Research Assistant, University of Minnesota
Large Magneto-Resistance of Organic Molecular Tunnel Junctions with Non-Magnetic Electrodes
We reported large room temperature magneto-resistance for devices composed of self-assembled mono-layers of different oligophenylene thiols sandwiched between gold contacts [ACS Nano, 10, 8571−8577 (2016)]. The experiment showed that the transport mechanism through the organic molecules was non-resonant tunneling. To explain the observed phenomenon, we developed an analytical model based on the interaction of the tunneling charge carrier with an unpaired charge carrier populating a contact/molecule interface state. The Coulomb interaction between carriers gives rise to the selection of special spin combination, which means different the transmission coefficients for different spin orientation. Singlet and triplet pairing of the tunneling and the interface carriers thus correspond to separate conduction channels with different transmission probabilities. Spin relaxation, enabling transitions between the different channels and therefore tending to maximize the tunneling current for a given applied bias. Applied small magnetic fields suppress the transmission between singlet/triplet channels and lead to the observed positive magneto-resistance. Our model yields insight into the physics of the Coulomb interaction and the exchange between states for determining transmission probabilities that depend on spin.
After completion of secondary school in Tieling, Liaoning Province, China, in 2004 I enrolled at Sichuan University, Chengdu, Sichuan Province, where I received BS and MS degrees in Physics in 2008 and 2011, respectively. My research focused on developing lithography methods based on plasmonics, and my contributions were recognized by Sichuan University through the Excellence Fellowship Award and the Outstanding Senior Award. I became a PhD candidate in the Electrical and Computer Engineering department of the University of Minnesota in 2011. My advisor is Prof. P. Paul Ruden, and I expect to graduate in the fall of 2017. I have been awarded the College of Science and Engineering Fellowship and the Graduate School Doctoral Dissertation Fellowship.
In my MS program, I developed high throughput fabrication techniques and explored applications for the fabrication of photonic and electronic semiconductor devices. Plasmonics-assisted mask/non-mask lithography and imaging were proven to improve dramatically the efficiency of light coupling in near field lithography/imaging systems, and to decrease the critical dimensions of aerial patterns. The research also involved the modeling and fabrication of metamaterials that have special optical characteristics and perform as filters in photonic devices. This work is of immediate relevance to large-scale manufacturing of small feature size devices at low cost.

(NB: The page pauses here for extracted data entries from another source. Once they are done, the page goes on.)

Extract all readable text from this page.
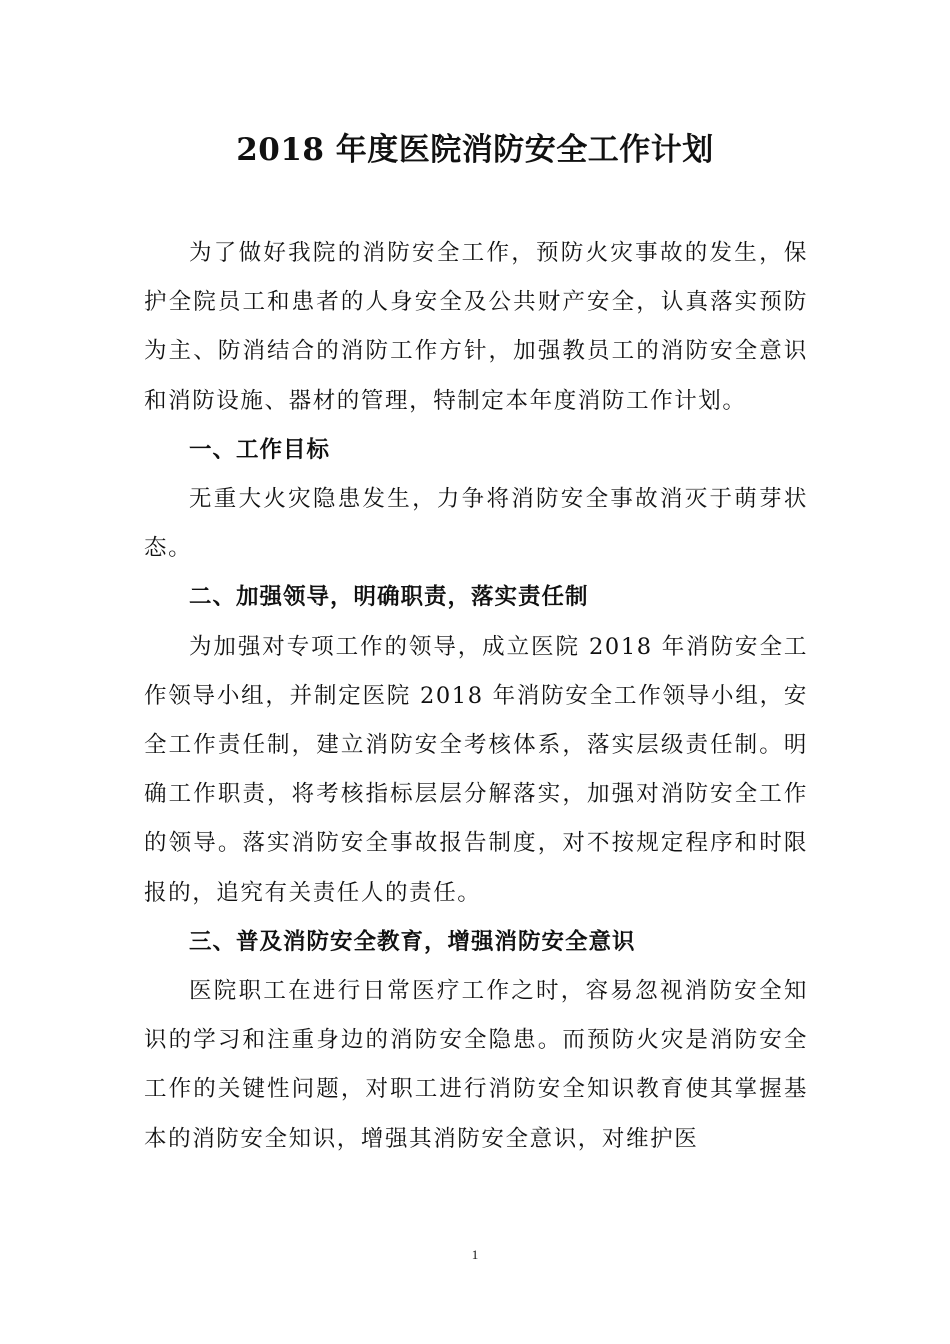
2018 年度医院消防安全工作计划

为了做好我院的消防安全工作，预防火灾事故的发生，保护全院员工和患者的人身安全及公共财产安全，认真落实预防为主、防消结合的消防工作方针，加强教员工的消防安全意识和消防设施、器材的管理，特制定本年度消防工作计划。

一、工作目标

无重大火灾隐患发生，力争将消防安全事故消灭于萌芽状态。

二、加强领导，明确职责，落实责任制

为加强对专项工作的领导，成立医院 2018 年消防安全工作领导小组，并制定医院 2018 年消防安全工作领导小组，安全工作责任制，建立消防安全考核体系，落实层级责任制。明确工作职责，将考核指标层层分解落实，加强对消防安全工作的领导。落实消防安全事故报告制度，对不按规定程序和时限报的，追究有关责任人的责任。

三、普及消防安全教育，增强消防安全意识

医院职工在进行日常医疗工作之时，容易忽视消防安全知识的学习和注重身边的消防安全隐患。而预防火灾是消防安全工作的关键性问题，对职工进行消防安全知识教育使其掌握基本的消防安全知识，增强其消防安全意识，对维护医

1
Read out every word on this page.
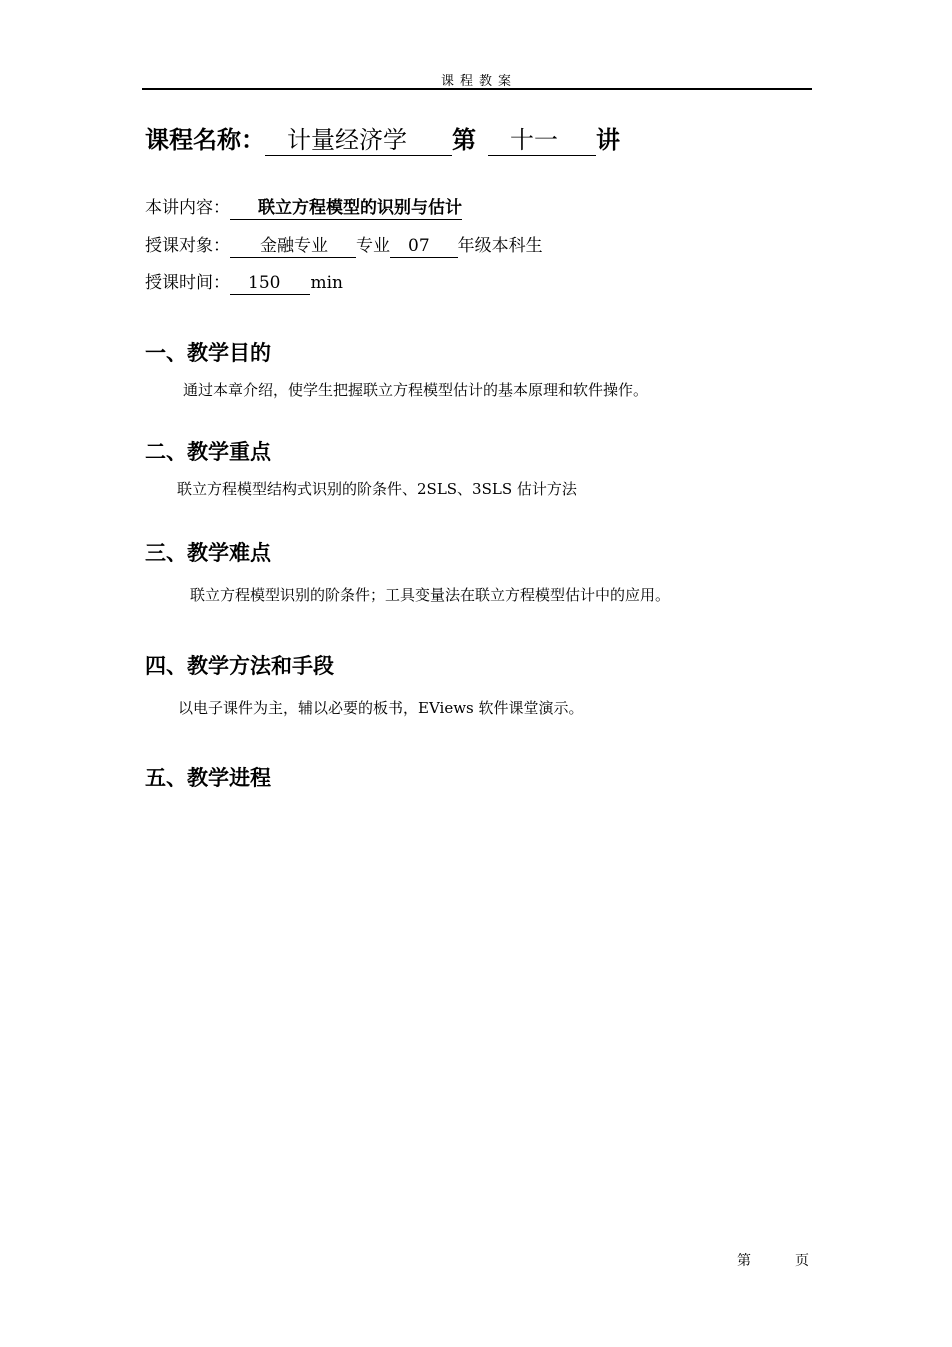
课程教案
课程名称： 计量经济学 第 十一 讲
本讲内容： 联立方程模型的识别与估计
授课对象： 金融专业 专业 07 年级本科生
授课时间： 150 min
一、教学目的
通过本章介绍，使学生把握联立方程模型估计的基本原理和软件操作。
二、教学重点
联立方程模型结构式识别的阶条件、2SLS、3SLS 估计方法
三、教学难点
联立方程模型识别的阶条件；工具变量法在联立方程模型估计中的应用。
四、教学方法和手段
以电子课件为主，辅以必要的板书，EViews 软件课堂演示。
五、教学进程
第	页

In the doctoral program, my research focuses on the physics of organic semiconductor materials and devices. The work extends from the analysis of the properties of materials to the development of analytical and numerical models for applications in flexible electronic and spintronic devices including organic molecular tunnel junctions and spin valves.
As a specific example for spintronic devices, the transport mechanism through organic molecules in self-assembled mono-layers is explored, and an analytical model was recently developed that elucidates how the Coulomb interaction gives rise to transmission probabilities that depend on spin. It was then investigated how spin relaxation and its dependence on an external magnetic field causes magneto-resistance. This work successfully explained recent experimental data obtained by the group of Prof. C. Daniel Frisbie in the department of Chemical Engineering and Materials Science at the University of Minnesota.
An example in the area of flexible electronic devices is my theoretical work on organic semiconductor field-effect transistors gated with ionic liquids. Very high charge carrier concentrations are induced with modest gate voltages, and intriguing new phenomena associated with the interaction between the semiconductor charge carriers and the ions in the liquid are critical. This work also involves close interaction with the experimental group of Prof. Frisbie. My current efforts in that area focus on the dynamics of these device structures.